A saying is often heard that when someone claims to be ordinary, they are definitely not ordinary. Toru always identified himself as an ordinary boy and even told people that he was one. But those few who were close to him knew that even though his life was painfully simple his ability to provide affection definitely was not. Toru was an ordinary boy with an unordinary ability to love. He was much stronger than he gave himself credit for. He had gradually come to love Naoko, he loved her little gestures, the clear transparency of her eyes, and even her lithe supple body. He loved her so much that just walking across towns with her made him feel happy, that when his desire for the warmth of another human's body ate him inside out, he stopped sleeping with random girls and just lied down and thought about Naoko and pleased himself, just because all he wanted to do was let her touch linger on his skin. In fact, at Midori's request, when he tried to please himself he couldn't think of her that way, because even though he loved her, he didn't want her the way he wanted Naoko. He wanted to be strong for Naoko, wanted to erase the pain of Kizuki's death from her mind. But he is human after all, and that is how he tries to justify his actions. When Naoko died, he felt it was because she had realized that his heart was not faithful to her anymore. He left everything, cut all connections, and just went off wandering, gaining solace when he saw Naoko speaking to him in his dreams. He felt that Kizuki finally had Naoko, that their love was truer than what he shared with her. All this made him think of the time he had his first girlfriend, a folly of his teenage years, someone he couldn't bring himself to love. He wondered if she had ever gotten around to forgiving him, his behaviour. What made Toru so endearing to women is that he was always respectful of them, always considering their boundaries, even if they made a move, even if they were drunk. He had a strange accurate sense of what was right and what was wrong and when the line between the two became blurred, he fell into a sense of despair.

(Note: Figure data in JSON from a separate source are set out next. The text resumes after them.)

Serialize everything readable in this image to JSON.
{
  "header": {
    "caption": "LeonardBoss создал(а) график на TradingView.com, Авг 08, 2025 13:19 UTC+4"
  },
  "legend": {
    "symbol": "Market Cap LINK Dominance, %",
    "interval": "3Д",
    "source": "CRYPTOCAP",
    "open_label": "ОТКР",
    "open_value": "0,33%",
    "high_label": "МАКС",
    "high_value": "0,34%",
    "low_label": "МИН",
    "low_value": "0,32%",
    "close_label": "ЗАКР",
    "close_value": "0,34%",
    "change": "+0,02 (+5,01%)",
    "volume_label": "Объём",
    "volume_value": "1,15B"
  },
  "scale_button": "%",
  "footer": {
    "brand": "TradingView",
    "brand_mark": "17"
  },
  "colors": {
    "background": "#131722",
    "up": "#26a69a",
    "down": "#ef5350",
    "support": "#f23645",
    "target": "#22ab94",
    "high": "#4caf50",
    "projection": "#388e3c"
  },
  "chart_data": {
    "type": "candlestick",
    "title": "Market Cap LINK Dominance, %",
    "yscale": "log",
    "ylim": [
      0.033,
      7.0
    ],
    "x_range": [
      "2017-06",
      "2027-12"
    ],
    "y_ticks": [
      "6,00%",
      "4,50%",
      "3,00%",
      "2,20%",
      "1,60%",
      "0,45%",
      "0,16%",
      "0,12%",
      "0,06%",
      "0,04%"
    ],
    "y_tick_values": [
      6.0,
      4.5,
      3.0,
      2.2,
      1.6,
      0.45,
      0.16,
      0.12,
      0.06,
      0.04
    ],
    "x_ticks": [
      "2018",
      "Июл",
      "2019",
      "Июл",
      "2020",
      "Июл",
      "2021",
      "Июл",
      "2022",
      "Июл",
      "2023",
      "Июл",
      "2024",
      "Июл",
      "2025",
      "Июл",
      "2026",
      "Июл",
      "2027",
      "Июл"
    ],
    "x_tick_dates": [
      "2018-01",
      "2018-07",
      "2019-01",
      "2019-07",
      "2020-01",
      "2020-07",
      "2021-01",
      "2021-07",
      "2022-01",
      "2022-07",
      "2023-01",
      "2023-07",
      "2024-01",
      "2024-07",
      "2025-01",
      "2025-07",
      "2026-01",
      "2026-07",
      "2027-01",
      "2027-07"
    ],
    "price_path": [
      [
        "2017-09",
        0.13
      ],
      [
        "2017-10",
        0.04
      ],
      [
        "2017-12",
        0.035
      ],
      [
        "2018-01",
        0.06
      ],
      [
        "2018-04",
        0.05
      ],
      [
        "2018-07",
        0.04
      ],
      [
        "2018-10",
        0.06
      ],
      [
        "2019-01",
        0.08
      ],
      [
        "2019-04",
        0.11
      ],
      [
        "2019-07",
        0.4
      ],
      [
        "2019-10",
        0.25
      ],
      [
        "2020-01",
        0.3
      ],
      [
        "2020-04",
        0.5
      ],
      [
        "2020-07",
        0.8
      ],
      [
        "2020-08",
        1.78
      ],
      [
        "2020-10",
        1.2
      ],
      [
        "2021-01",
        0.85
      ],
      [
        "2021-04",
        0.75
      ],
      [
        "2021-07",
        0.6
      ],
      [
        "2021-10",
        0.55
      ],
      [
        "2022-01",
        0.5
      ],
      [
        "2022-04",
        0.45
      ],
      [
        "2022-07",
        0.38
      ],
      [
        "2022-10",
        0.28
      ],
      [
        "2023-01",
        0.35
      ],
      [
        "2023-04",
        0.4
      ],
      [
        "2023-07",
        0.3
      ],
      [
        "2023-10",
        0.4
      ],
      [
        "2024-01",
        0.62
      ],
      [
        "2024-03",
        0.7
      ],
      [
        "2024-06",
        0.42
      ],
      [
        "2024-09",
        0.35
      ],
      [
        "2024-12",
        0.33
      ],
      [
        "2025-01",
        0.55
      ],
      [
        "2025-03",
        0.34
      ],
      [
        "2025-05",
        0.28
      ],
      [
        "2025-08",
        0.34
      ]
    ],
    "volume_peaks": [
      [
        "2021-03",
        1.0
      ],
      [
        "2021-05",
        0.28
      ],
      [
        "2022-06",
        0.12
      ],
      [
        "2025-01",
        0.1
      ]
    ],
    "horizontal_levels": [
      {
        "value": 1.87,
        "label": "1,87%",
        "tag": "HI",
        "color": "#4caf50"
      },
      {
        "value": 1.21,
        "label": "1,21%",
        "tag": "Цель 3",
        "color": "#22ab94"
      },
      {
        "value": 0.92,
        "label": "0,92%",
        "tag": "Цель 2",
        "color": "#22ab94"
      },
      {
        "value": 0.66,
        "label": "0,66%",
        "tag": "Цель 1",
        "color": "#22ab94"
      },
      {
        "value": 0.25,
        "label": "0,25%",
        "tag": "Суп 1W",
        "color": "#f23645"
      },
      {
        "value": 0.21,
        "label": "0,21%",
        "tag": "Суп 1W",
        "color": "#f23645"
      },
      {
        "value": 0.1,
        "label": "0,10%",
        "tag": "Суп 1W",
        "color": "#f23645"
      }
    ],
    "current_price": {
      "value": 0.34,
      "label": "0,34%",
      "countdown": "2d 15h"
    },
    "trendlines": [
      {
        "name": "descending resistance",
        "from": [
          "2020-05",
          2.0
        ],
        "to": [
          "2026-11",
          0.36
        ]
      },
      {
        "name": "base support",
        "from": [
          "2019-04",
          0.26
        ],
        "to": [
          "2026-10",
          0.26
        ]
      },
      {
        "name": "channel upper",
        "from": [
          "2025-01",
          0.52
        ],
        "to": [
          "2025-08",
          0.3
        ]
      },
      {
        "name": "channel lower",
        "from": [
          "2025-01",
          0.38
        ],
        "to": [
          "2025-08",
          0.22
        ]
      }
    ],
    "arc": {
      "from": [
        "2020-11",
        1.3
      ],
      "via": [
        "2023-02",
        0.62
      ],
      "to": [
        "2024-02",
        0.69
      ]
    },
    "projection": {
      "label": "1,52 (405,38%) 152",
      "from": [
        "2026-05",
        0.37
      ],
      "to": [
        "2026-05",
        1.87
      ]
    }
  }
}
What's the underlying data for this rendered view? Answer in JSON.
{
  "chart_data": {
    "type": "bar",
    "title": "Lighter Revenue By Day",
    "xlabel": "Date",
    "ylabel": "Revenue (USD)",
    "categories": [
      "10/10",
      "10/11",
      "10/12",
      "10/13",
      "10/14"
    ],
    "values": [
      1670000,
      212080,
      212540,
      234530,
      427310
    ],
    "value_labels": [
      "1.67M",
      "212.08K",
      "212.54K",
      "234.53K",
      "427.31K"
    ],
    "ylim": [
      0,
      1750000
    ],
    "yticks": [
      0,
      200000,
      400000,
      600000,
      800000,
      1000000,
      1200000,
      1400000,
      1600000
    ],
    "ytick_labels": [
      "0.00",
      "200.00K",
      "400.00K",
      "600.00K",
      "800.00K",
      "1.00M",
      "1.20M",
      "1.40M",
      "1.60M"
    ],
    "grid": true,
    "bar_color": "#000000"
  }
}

So, was Toru a perfect man? Definitely not. But he surely was a gentleman.
While it was rational of Toru to acknowledge Midori's love and respond to it, as he needed someone to be with him, I cannot deny that a part of me felt sad when he did so, especially when Naoko was alive. However, my sadness was mitigated when I saw that Naoko's death had shaken him to the core. Nonetheless, I held no grievances against him when Midori called him after he came back. He too deserved some stable love after chasing it around for so long.
Whatever I could write so far in a faint attempt to give a certain structure to my emotions regarding this book, has been a tedious task. It was so difficult for me to continue reading the book, that I had to keep it down and stare at a blank wall to come to terms with what I had just read because the numerous parallels it drew were far too similar. But I am sure that everyone who reads the book will relate to it and reflect on it in someway or the other.